BY BROOK WEST
Go fuck yourself. Yeah, and your mother, too.
You follow me everywhere - like bad habits and stray cats.
I see you peeking out of my wallet, ready to chokehold a Grande non-fat with-whip (I’m human) Caramel Macchiato.
I see that my favorite beer, Smithwicks, is on sale. And what do you do, Money? Tap me on the shoulder. Tap tap tap. WHY DO I NEED BEER WHEN I HAVE PERFECTLY GOOD MOUTHWASH AT HOME?
Oh, Girl Scout cookies. Never in my life would I pay $4 for a box of flour and sugar. But put a girl in a brown vest waving Thin Mints and Samoas and silly little things like credit card payments and electricity are left with no regard.
Why is Oil so special, huh? You two are sleeping together, aren’t you? You dirty whore. Does Oil know about your other relations with Interest Rates and Healthcare? You go from hand to mouth, hand to mouth. Do you even care about their feelings? Do you?! You disgust me.
You think you’re so high and mighty, as if the pictures of outstanding Presidents would deter me from your cold, self-righteous ways.
Here’s a thing or three I know about you, Money.
#1 Everybody knows you, but no one wants to talk about you.
You either end up hurting people or look like a complete show-off. Or BOTH. NOT COOL.
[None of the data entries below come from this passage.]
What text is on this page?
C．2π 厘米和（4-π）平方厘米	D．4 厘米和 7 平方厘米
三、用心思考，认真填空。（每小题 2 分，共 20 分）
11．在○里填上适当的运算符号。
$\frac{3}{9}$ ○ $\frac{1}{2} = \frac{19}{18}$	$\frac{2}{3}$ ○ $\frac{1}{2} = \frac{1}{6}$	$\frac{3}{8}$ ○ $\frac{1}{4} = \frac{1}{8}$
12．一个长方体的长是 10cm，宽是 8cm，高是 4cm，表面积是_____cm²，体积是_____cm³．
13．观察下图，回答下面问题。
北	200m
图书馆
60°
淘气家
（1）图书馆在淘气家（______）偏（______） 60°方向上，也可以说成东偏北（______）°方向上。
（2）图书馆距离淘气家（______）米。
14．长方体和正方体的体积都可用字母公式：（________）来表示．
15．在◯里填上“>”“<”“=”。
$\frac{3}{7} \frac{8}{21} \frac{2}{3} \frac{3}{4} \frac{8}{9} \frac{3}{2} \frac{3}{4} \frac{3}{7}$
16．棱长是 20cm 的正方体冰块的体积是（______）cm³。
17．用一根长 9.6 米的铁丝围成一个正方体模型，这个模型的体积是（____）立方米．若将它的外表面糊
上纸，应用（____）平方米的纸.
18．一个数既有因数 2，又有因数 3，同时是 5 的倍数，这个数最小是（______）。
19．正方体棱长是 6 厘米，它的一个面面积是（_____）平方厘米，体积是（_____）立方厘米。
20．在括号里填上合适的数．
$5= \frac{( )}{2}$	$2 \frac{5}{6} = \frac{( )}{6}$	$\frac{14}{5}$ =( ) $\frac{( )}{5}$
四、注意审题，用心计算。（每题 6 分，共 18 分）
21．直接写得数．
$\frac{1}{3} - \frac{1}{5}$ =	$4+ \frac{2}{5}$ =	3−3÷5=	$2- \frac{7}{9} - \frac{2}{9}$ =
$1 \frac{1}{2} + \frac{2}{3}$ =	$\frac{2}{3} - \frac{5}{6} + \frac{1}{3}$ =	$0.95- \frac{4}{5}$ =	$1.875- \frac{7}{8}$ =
#2 You think you are a substitute for feelings.
You do not equal love.
You do not equal happiness.
You do not equal self-worth.
#3 You ruin things.
Whether there’s a lot or a little of you, Money, you are a ruiner! Relationships. Families. Businesses. Countries. Even my abundance of clean clothes fall victim to your quarter starving washer/dryer ways! How DARE you.
I am a freelance writer. There’s a reason why FREE is tacked onto the job title. Oh how you fail me. Art has not died, Money, but being paid for it has, you selfish tool.
Alas, I love to hate you, and hate to love you, Money.
Despite my strong words and my affinity for list making, I remain your #1 fan.
Through the years I vow to remain most faithfully yours,
BY PAULA TIBERIUS
It’s not so easy to define my relationship to you. You are my friend at times, but I feel like you don’t always have my back. I take you for granted, yet I also scramble at your feet, trying to get your attention. I resent the tricky way you have of adding up when I’m not looking. Do you do that on purpose? Just so you know it’s only good when it’s on the plus side.
Your lack accumulates in these massive black boxes in my credit card statements, and the corners of my mind. It’s not healthy. In fact, I think that might be why I’m writing this letter – to ask for your friendship, your help. Let’s stop these petty arguments and admit we’re in love.
Okay, I admit I haven’t always treated you with the utmost respect. In fact, I’ve pretty much bought into the whole “root of all evil” thing for most of my life. But in my defense, you’ve always been a difficult person to pin down. I resent all the time I had to spend as a kid learning how to manage you. I tried to track you down month after month, putting you into categories. Schoolbooks, concert tickets, bus fare – all those things you have a monopoly on. But somehow you won’t be pinned. You come and go as you please with very little regard for your effect on people’s lives. Yet I can’t dismiss you. Annoyingly, I cherish you.
I feel like we have a casual lover’s relationship where you sometimes come over and pay lots of attention to me, but then you drift out of my life and don’t tell me where you’re going. I hate to admit it, but I get scared when you’re not around. You make me feel secure.
What about this for a solution? If I make you feel welcome, will you come and visit me more often? I could build you a guest house where you could stay and be comfortable – with your help we could put in a pool or a hot tub. How does that sound? I think we’re ready to move in together, don’t you? This lifelong fling has made me tired and in need of some serious commitment.
I’m going to toss out my old resentments and negative thoughts about you. When people call you ‘filthy lucre’ I’ll stick up for you! When people say they don’t know where you’ve been, I’ll give you an alibi. I guess what I’ve been meaning to say all this time is that I love you, actually, and I don’t care who knows it!